# 105. 🌟Construct Binary Tree from Preorder and Inorder Traversal  (M)

Given two integer arrays `preorder` and `inorder` where `preorder` is the preorder traversal of a binary tree and `inorder` is the inorder traversal of the same tree, construct and return *the binary tree*.

 

**Example 1:**

![](https://assets.leetcode.com/uploads/2021/02/19/tree.jpg)

```
Input: preorder = [3,9,20,15,7], inorder = [9,3,15,20,7]
Output: [3,9,20,null,null,15,7]
```

**Example 2:**

```
Input: preorder = [-1], inorder = [-1]
Output: [-1]
```

 

**Constraints:**

* `1 <= preorder.length <= 3000`
* `inorder.length == preorder.length`
* `-3000 <= preorder[i], inorder[i] <= 3000`
* `preorder` and `inorder` consist of **unique** values.
* Each value of `inorder` also appears in `preorder`.
* `preorder` is **guaranteed** to be the preorder traversal of the tree.
* `inorder` is **guaranteed** to be the inorder traversal of the tree.

### Solution:

**类似，我们肯定要想办法确定根节点的值，把根节点做出来，然后递归构造左右子树即可**。

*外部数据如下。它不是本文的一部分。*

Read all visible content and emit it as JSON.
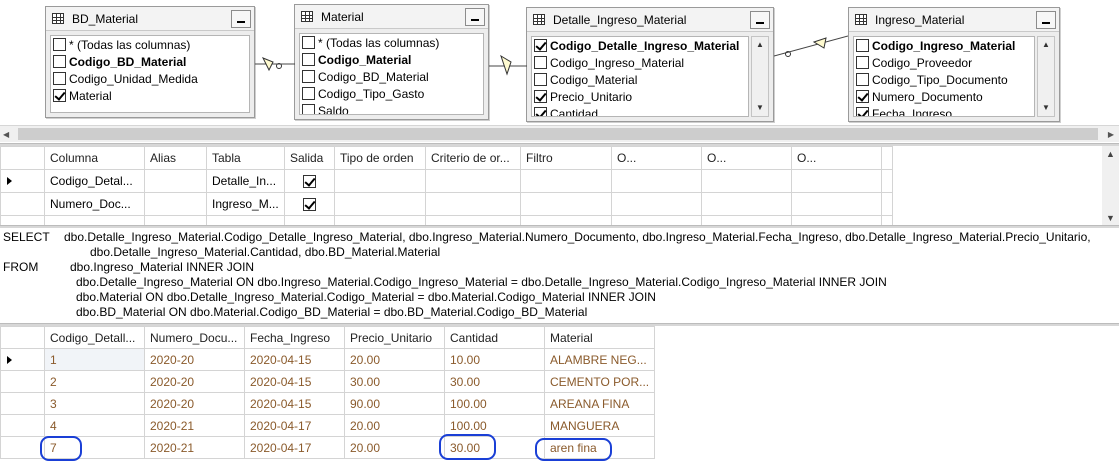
{
  "tables": [
    {
      "title": "BD_Material",
      "scroll": false,
      "columns": [
        {
          "label": "* (Todas las columnas)",
          "checked": false,
          "bold": false
        },
        {
          "label": "Codigo_BD_Material",
          "checked": false,
          "bold": true
        },
        {
          "label": "Codigo_Unidad_Medida",
          "checked": false,
          "bold": false
        },
        {
          "label": "Material",
          "checked": true,
          "bold": false
        }
      ]
    },
    {
      "title": "Material",
      "scroll": false,
      "columns": [
        {
          "label": "* (Todas las columnas)",
          "checked": false,
          "bold": false
        },
        {
          "label": "Codigo_Material",
          "checked": false,
          "bold": true
        },
        {
          "label": "Codigo_BD_Material",
          "checked": false,
          "bold": false
        },
        {
          "label": "Codigo_Tipo_Gasto",
          "checked": false,
          "bold": false
        },
        {
          "label": "Saldo",
          "checked": false,
          "bold": false
        }
      ]
    },
    {
      "title": "Detalle_Ingreso_Material",
      "scroll": true,
      "columns": [
        {
          "label": "Codigo_Detalle_Ingreso_Material",
          "checked": true,
          "bold": true
        },
        {
          "label": "Codigo_Ingreso_Material",
          "checked": false,
          "bold": false
        },
        {
          "label": "Codigo_Material",
          "checked": false,
          "bold": false
        },
        {
          "label": "Precio_Unitario",
          "checked": true,
          "bold": false
        },
        {
          "label": "Cantidad",
          "checked": true,
          "bold": false
        }
      ]
    },
    {
      "title": "Ingreso_Material",
      "scroll": true,
      "columns": [
        {
          "label": "Codigo_Ingreso_Material",
          "checked": false,
          "bold": true
        },
        {
          "label": "Codigo_Proveedor",
          "checked": false,
          "bold": false
        },
        {
          "label": "Codigo_Tipo_Documento",
          "checked": false,
          "bold": false
        },
        {
          "label": "Numero_Documento",
          "checked": true,
          "bold": false
        },
        {
          "label": "Fecha_Ingreso",
          "checked": true,
          "bold": false
        }
      ]
    }
  ],
  "criteria": {
    "headers": [
      "Columna",
      "Alias",
      "Tabla",
      "Salida",
      "Tipo de orden",
      "Criterio de or...",
      "Filtro",
      "O...",
      "O...",
      "O..."
    ],
    "rows": [
      {
        "columna": "Codigo_Detal...",
        "alias": "",
        "tabla": "Detalle_In...",
        "salida": true,
        "current": true
      },
      {
        "columna": "Numero_Doc...",
        "alias": "",
        "tabla": "Ingreso_M...",
        "salida": true,
        "current": false
      }
    ]
  },
  "sql": {
    "lines": [
      {
        "keyword": "SELECT",
        "text": "dbo.Detalle_Ingreso_Material.Codigo_Detalle_Ingreso_Material, dbo.Ingreso_Material.Numero_Documento, dbo.Ingreso_Material.Fecha_Ingreso, dbo.Detalle_Ingreso_Material.Precio_Unitario,"
      },
      {
        "keyword": "",
        "text": "dbo.Detalle_Ingreso_Material.Cantidad, dbo.BD_Material.Material"
      },
      {
        "keyword": "FROM",
        "text": "dbo.Ingreso_Material INNER JOIN"
      },
      {
        "keyword": "",
        "text": "dbo.Detalle_Ingreso_Material ON dbo.Ingreso_Material.Codigo_Ingreso_Material = dbo.Detalle_Ingreso_Material.Codigo_Ingreso_Material INNER JOIN"
      },
      {
        "keyword": "",
        "text": "dbo.Material ON dbo.Detalle_Ingreso_Material.Codigo_Material = dbo.Material.Codigo_Material INNER JOIN"
      },
      {
        "keyword": "",
        "text": "dbo.BD_Material ON dbo.Material.Codigo_BD_Material = dbo.BD_Material.Codigo_BD_Material"
      }
    ]
  },
  "results": {
    "headers": [
      "Codigo_Detall...",
      "Numero_Docu...",
      "Fecha_Ingreso",
      "Precio_Unitario",
      "Cantidad",
      "Material"
    ],
    "rows": [
      [
        "1",
        "2020-20",
        "2020-04-15",
        "20.00",
        "10.00",
        "ALAMBRE NEG..."
      ],
      [
        "2",
        "2020-20",
        "2020-04-15",
        "30.00",
        "30.00",
        "CEMENTO POR..."
      ],
      [
        "3",
        "2020-20",
        "2020-04-15",
        "90.00",
        "100.00",
        "AREANA FINA"
      ],
      [
        "4",
        "2020-21",
        "2020-04-17",
        "20.00",
        "100.00",
        "MANGUERA"
      ],
      [
        "7",
        "2020-21",
        "2020-04-17",
        "20.00",
        "30.00",
        "aren fina"
      ]
    ]
  },
  "colors": {
    "annotation_ink": "#1a3fd6",
    "result_text": "#8a5a2b"
  }
}
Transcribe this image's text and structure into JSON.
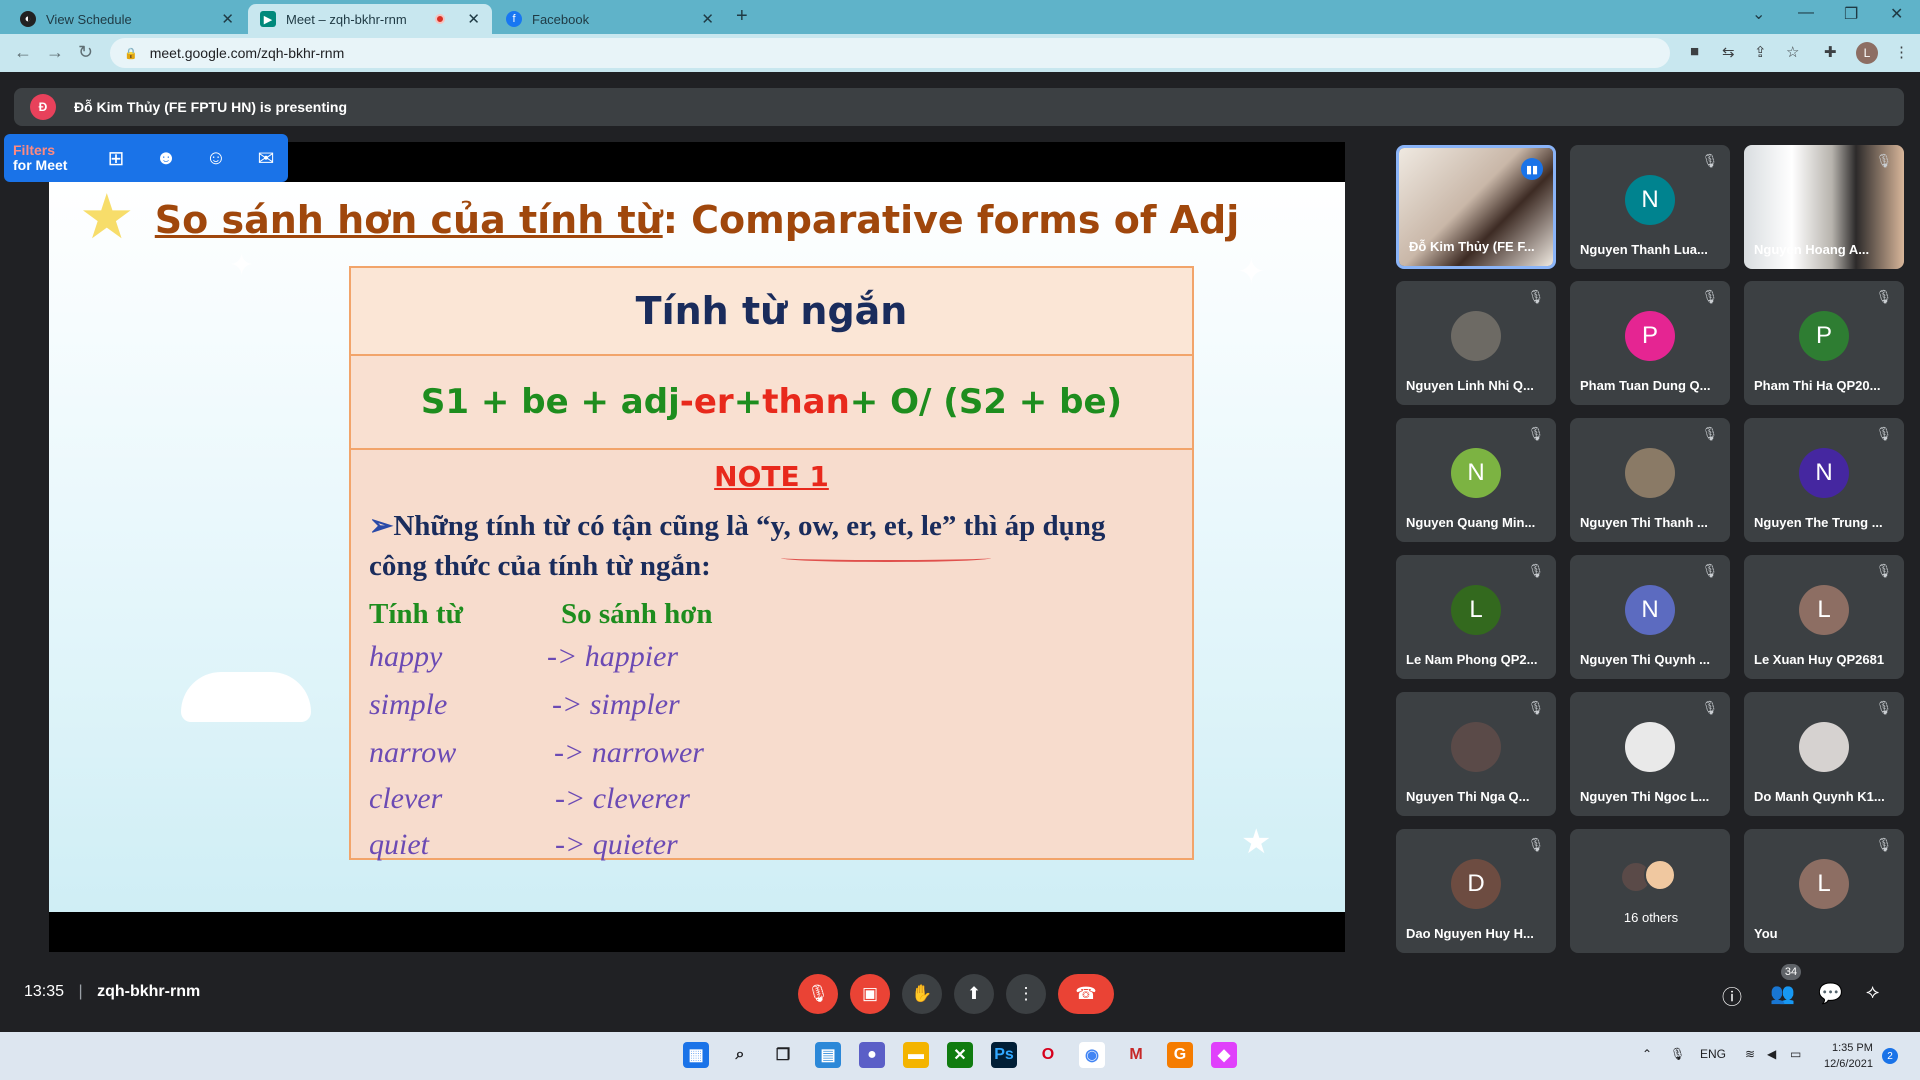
{
  "browser": {
    "tabs": [
      {
        "title": "View Schedule",
        "icon": "app-icon"
      },
      {
        "title": "Meet – zqh-bkhr-rnm",
        "icon": "meet-icon"
      },
      {
        "title": "Facebook",
        "icon": "facebook-icon"
      }
    ],
    "url": "meet.google.com/zqh-bkhr-rnm",
    "profile_initial": "L"
  },
  "meet": {
    "presenting_initial": "Đ",
    "presenting_text": "Đỗ Kim Thủy (FE FPTU HN) is presenting",
    "filters_ext": {
      "line1": "Filters",
      "line2": "for Meet"
    },
    "meeting_code": "zqh-bkhr-rnm",
    "time": "13:35",
    "participant_count": "34"
  },
  "slide": {
    "title_vi": "So sánh hơn của tính từ",
    "title_en": ": Comparative forms of Adj",
    "row1": "Tính từ ngắn",
    "formula": {
      "a": "S1 + be + adj ",
      "b": "-er",
      "c": " + ",
      "d": "than",
      "e": " + O/ (S2 + be)"
    },
    "note_title": "NOTE 1",
    "note_arrow": "➢",
    "note_text": "Những tính từ có tận cũng là “y, ow, er, et, le” thì áp dụng công thức của tính từ ngắn:",
    "col1": "Tính từ",
    "col2": "So sánh hơn",
    "words": [
      {
        "a": "happy",
        "b": "-> happier"
      },
      {
        "a": "simple",
        "b": "-> simpler"
      },
      {
        "a": "narrow",
        "b": "-> narrower"
      },
      {
        "a": "clever",
        "b": "-> cleverer"
      },
      {
        "a": "quiet",
        "b": "-> quieter"
      }
    ]
  },
  "participants": [
    {
      "name": "Đỗ Kim Thủy (FE F...",
      "initial": "",
      "color": "",
      "kind": "video1"
    },
    {
      "name": "Nguyen Thanh Lua...",
      "initial": "N",
      "color": "#00838f",
      "kind": "letter"
    },
    {
      "name": "Nguyen Hoang A...",
      "initial": "",
      "color": "",
      "kind": "video2"
    },
    {
      "name": "Nguyen Linh Nhi Q...",
      "initial": "",
      "color": "#6d6a64",
      "kind": "photo"
    },
    {
      "name": "Pham Tuan Dung Q...",
      "initial": "P",
      "color": "#e52592",
      "kind": "letter"
    },
    {
      "name": "Pham Thi Ha QP20...",
      "initial": "P",
      "color": "#2e7d32",
      "kind": "letter"
    },
    {
      "name": "Nguyen Quang Min...",
      "initial": "N",
      "color": "#7cb342",
      "kind": "letter"
    },
    {
      "name": "Nguyen Thi Thanh ...",
      "initial": "",
      "color": "#8a7a66",
      "kind": "photo"
    },
    {
      "name": "Nguyen The Trung ...",
      "initial": "N",
      "color": "#4527a0",
      "kind": "letter"
    },
    {
      "name": "Le Nam Phong QP2...",
      "initial": "L",
      "color": "#33691e",
      "kind": "letter"
    },
    {
      "name": "Nguyen Thi Quynh ...",
      "initial": "N",
      "color": "#5c6bc0",
      "kind": "letter"
    },
    {
      "name": "Le Xuan Huy QP2681",
      "initial": "L",
      "color": "#8d6e63",
      "kind": "letter"
    },
    {
      "name": "Nguyen Thi Nga Q...",
      "initial": "",
      "color": "#5a4a48",
      "kind": "photo"
    },
    {
      "name": "Nguyen Thi Ngoc L...",
      "initial": "",
      "color": "#e9e9e9",
      "kind": "photo"
    },
    {
      "name": "Do Manh Quynh K1...",
      "initial": "",
      "color": "#d6d2d0",
      "kind": "photo"
    },
    {
      "name": "Dao Nguyen Huy H...",
      "initial": "D",
      "color": "#6d4c41",
      "kind": "letter"
    },
    {
      "name": "16 others",
      "initial": "",
      "color": "",
      "kind": "others"
    },
    {
      "name": "You",
      "initial": "L",
      "color": "#8d6e63",
      "kind": "letter"
    }
  ],
  "taskbar": {
    "lang": "ENG",
    "time": "1:35 PM",
    "date": "12/6/2021",
    "notifications": "2"
  }
}
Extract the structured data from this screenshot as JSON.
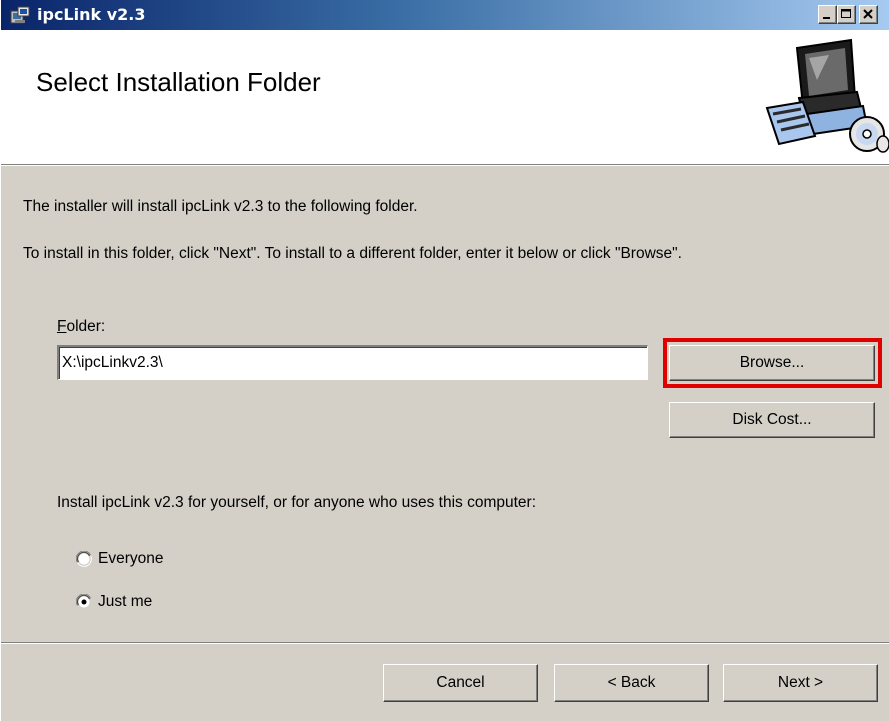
{
  "window": {
    "title": "ipcLink v2.3",
    "title_bar_colors": {
      "start": "#0a246a",
      "end": "#a6caf0"
    }
  },
  "titlebar_buttons": {
    "minimize_icon": "minimize-icon",
    "maximize_icon": "maximize-icon",
    "close_icon": "close-icon"
  },
  "banner": {
    "title": "Select Installation Folder",
    "image_icon": "computer-setup-icon"
  },
  "body": {
    "install_text": "The installer will install ipcLink v2.3 to the following folder.",
    "instruction_text": "To install in this folder, click \"Next\". To install to a different folder, enter it below or click \"Browse\".",
    "folder": {
      "label_prefix": "",
      "label_accel": "F",
      "label_rest": "older:",
      "value": "X:\\ipcLinkv2.3\\"
    },
    "browse_label": "Browse...",
    "disk_cost_label": "Disk Cost...",
    "for_whom_text": "Install ipcLink v2.3 for yourself, or for anyone who uses this computer:",
    "options": [
      {
        "label": "Everyone",
        "selected": false
      },
      {
        "label": "Just me",
        "selected": true
      }
    ],
    "highlight_color": "#e00000"
  },
  "footer": {
    "cancel_label": "Cancel",
    "back_label": "< Back",
    "next_label": "Next >"
  }
}
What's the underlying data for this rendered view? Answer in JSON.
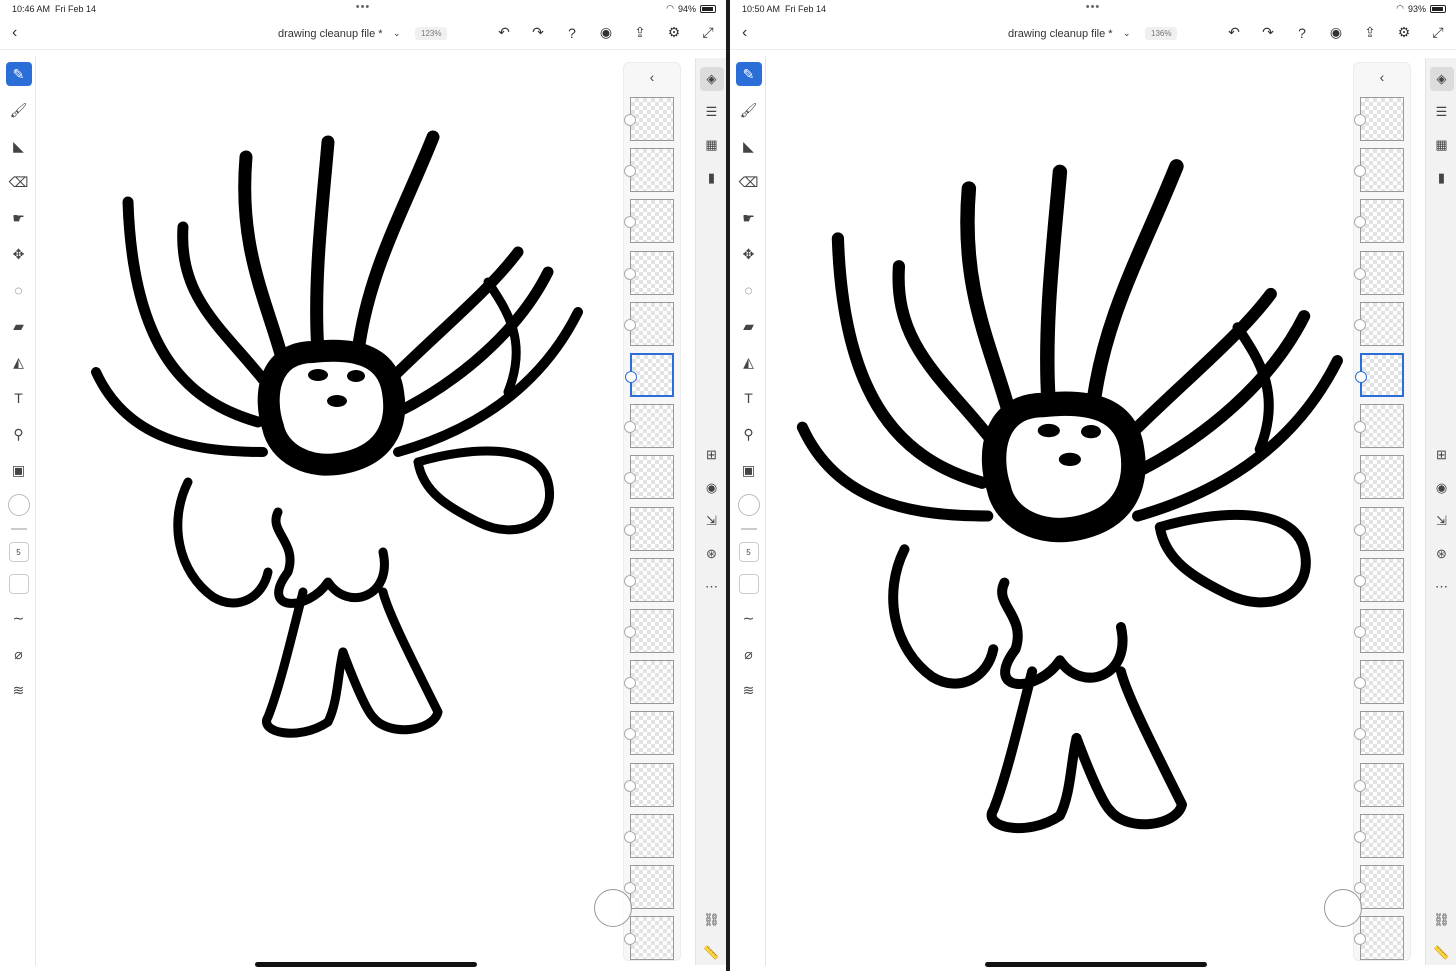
{
  "panes": [
    {
      "status": {
        "time": "10:46 AM",
        "date": "Fri Feb 14",
        "battery": "94%",
        "multitask": "•••"
      },
      "doc": {
        "title": "drawing cleanup file *",
        "zoom": "123%",
        "chevron": "⌄"
      },
      "selected_layer_index": 5
    },
    {
      "status": {
        "time": "10:50 AM",
        "date": "Fri Feb 14",
        "battery": "93%",
        "multitask": "•••"
      },
      "doc": {
        "title": "drawing cleanup file *",
        "zoom": "136%",
        "chevron": "⌄"
      },
      "selected_layer_index": 5
    }
  ],
  "toolbar": {
    "brush_size": "5",
    "tools": [
      "pixel-brush",
      "live-brush",
      "fill-brush",
      "eraser",
      "smudge",
      "move",
      "lasso",
      "paint-bucket",
      "shape",
      "text",
      "eyedropper",
      "image",
      "color",
      "size",
      "flow",
      "smoothing",
      "pressure",
      "settings"
    ]
  },
  "layers": {
    "count": 17,
    "collapse_glyph": "‹"
  },
  "top_actions": [
    "undo",
    "redo",
    "help",
    "profile",
    "share",
    "settings",
    "fullscreen"
  ],
  "properties_rail": [
    "layers",
    "adjustments",
    "grid",
    "comment",
    "add-layer",
    "visibility",
    "move-to",
    "blend",
    "more"
  ],
  "icons": {
    "back": "‹",
    "undo": "↶",
    "redo": "↷",
    "help": "?",
    "profile": "◉",
    "share": "⇪",
    "settings": "⚙",
    "fullscreen": "⤢"
  },
  "colors": {
    "accent": "#2c6ed8",
    "ink": "#000000"
  }
}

我们先来回顾一下，前序遍历和中序遍历的结果有什么特点？

```java
void traverse(TreeNode root) {
    // 前序遍历
    preorder.add(root.val);
    traverse(root.left);
    traverse(root.right);
}

void traverse(TreeNode root) {
    traverse(root.left);
    // 中序遍历
    inorder.add(root.val);
    traverse(root.right);
}
```

前文 [二叉树就那几个框架](https://labuladong.github.io/algo/2/18/29/) 写过，这样的遍历顺序差异，导致了 `preorder` 和 `inorder` 数组中的元素分布有如下特点：

[![](https://labuladong.github.io/algo/images/%e4%ba%8c%e5%8f%89%e6%a0%91%e7%b3%bb%e5%88%972/1.jpeg)](https://labuladong.github.io/algo/images/%e4%ba%8c%e5%8f%89%e6%a0%91%e7%b3%bb%e5%88%972/1.jpeg)

找到根节点是很简单的，前序遍历的第一个值 `preorder[0]` 就是根节点的值，关键在于如何通过根节点的值，将 `preorder` 和 `postorder` 数组划分成两半，构造根节点的左右子树？

换句话说，对于以下代码中的 `?` 部分应该填入什么：

```java
/* 主函数 */
TreeNode buildTree(int[] preorder, int[] inorder) {
    return build(preorder, 0, preorder.length - 1,
                 inorder, 0, inorder.length - 1);
}

/* 
   若前序遍历数组为 preorder[preStart..preEnd]，
   后序遍历数组为 postorder[postStart..postEnd]，
   构造二叉树，返回该二叉树的根节点 
*/
TreeNode build(int[] preorder, int preStart, int preEnd, 
               int[] inorder, int inStart, int inEnd) {
    // root 节点对应的值就是前序遍历数组的第一个元素
    int rootVal = preorder[preStart];
    // rootVal 在中序遍历数组中的索引
    int index = 0;
    for (int i = inStart; i <= inEnd; i++) {
        if (inorder[i] == rootVal) {
            index = i;
            break;
        }
    }

    TreeNode root = new TreeNode(rootVal);
    // 递归构造左右子树
    root.left = build(preorder, ?, ?,
                      inorder, ?, ?);

    root.right = build(preorder, ?, ?,
                       inorder, ?, ?);
    return root;
}
```

对于代码中的 `rootVal` 和 `index` 变量，就是下图这种情况：

[![](https://labuladong.github.io/algo/images/%e4%ba%8c%e5%8f%89%e6%a0%91%e7%b3%bb%e5%88%972/2.jpeg)](https://labuladong.github.io/algo/images/%e4%ba%8c%e5%8f%89%e6%a0%91%e7%b3%bb%e5%88%972/2.jpeg)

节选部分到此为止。